Он пощупал простыню, на которой лежала пациентка. Простыня оказалась сухой.
— Перестелили утром. Надо бы уточнить, — Журавлев нахмурился. — В истории ничего про обильное потоотделение не сказано. Будем думать…
— Анатолий Михайлович, — позвали с сестринского поста, — вам главный звонит.
Разговор с главным врачом был коротким. Журавлев больше слушал, чем говорил. Трижды ответил «да» и один раз — «нет». Проходившего мимо Данилова, который собрался уходить, придержал за руку.
Общение продолжили в кабинете Журавлева.
— Муж нашей «англичанки» поднял шум, — сообщил Журавлев, в сердцах шлепая по столу историей болезни. — Вышел на кого-то в департаменте, оттуда звонили главному и интересовались, когда же наконец мы с ней разберемся…
— Когда? — удивился Данилов. — Можно подумать, что она третью неделю лежит.
— Народ думает, что в реанимации все делается быстро.
— Департамент тоже так считает?
— Откуда я знаю! Я же с главным разговаривал, а не с ними! Главный в приподнятом настроении, чувствуется, что вставили ему хорошо. Дал мне сутки на установку диагноза.
— Умереть — не встать, — улыбнулся Данилов. — Как в «В августе сорок четвертого».
— А что было?
— То же самое. Приказали найти шпионов за сутки, иначе — расстрел. А тебе главный врач что обещал?
— Крупные неприятности, в подробности я не вдавался. Я сейчас позвоню мужу и…
— Давай лучше я, — предложил Данилов. — Так будет лучше, тем более что я главному врачу не подчиняюсь и на департамент мне по большому счету… Ну, ты понимаешь. Объясню, в чем дело, успокою, уточню анамнез. Запиши мне его телефон и как его зовут.

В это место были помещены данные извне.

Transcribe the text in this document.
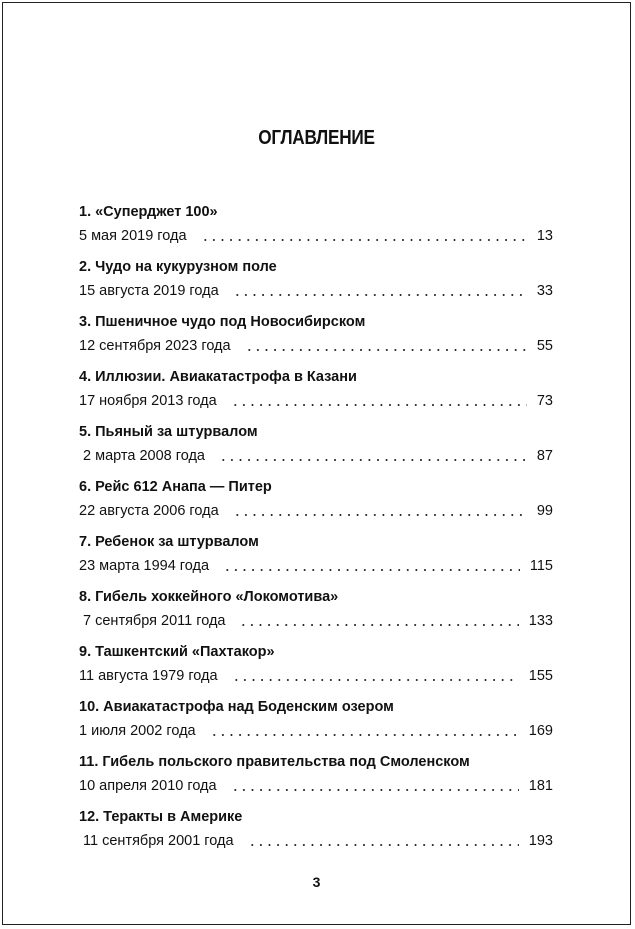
ОГЛАВЛЕНИЕ
1. «Суперджет 100»
5 мая 2019 года	13
2. Чудо на кукурузном поле
15 августа 2019 года	33
3. Пшеничное чудо под Новосибирском
12 сентября 2023 года	55
4. Иллюзии. Авиакатастрофа в Казани
17 ноября 2013 года	73
5. Пьяный за штурвалом
2 марта 2008 года	87
6. Рейс 612 Анапа — Питер
22 августа 2006 года	99
7. Ребенок за штурвалом
23 марта 1994 года	115
8. Гибель хоккейного «Локомотива»
7 сентября 2011 года	133
9. Ташкентский «Пахтакор»
11 августа 1979 года	155
10. Авиакатастрофа над Боденским озером
1 июля 2002 года	169
11. Гибель польского правительства под Смоленском
10 апреля 2010 года	181
12. Теракты в Америке
11 сентября 2001 года	193
3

— Имя у него нестандартное — Пятрас, отчество Альбертович, а фамилия самая обыкновенная — Иванов, — сказал Журавлев, списывая данные с титульного листа истории болезни.
— Какое удивительное сочетание! — восхитился Данилов. — Он латыш или литовец?
— Русский! — Журавлев протянул ему листок. — Сказано же — Иванов. А какое значение имеет национальность?
— Готовясь к сложному и ответственному разговору, нужно собрать как можно больше информации о собеседнике. — Данилов взглянул на листок, сложил его пополам и убрал в карман. — Ты что, не читаешь умных книжек, которые учат правильно общаться?
— А ты изучаешь?
— Иногда. Кто он по профессии, не знаешь?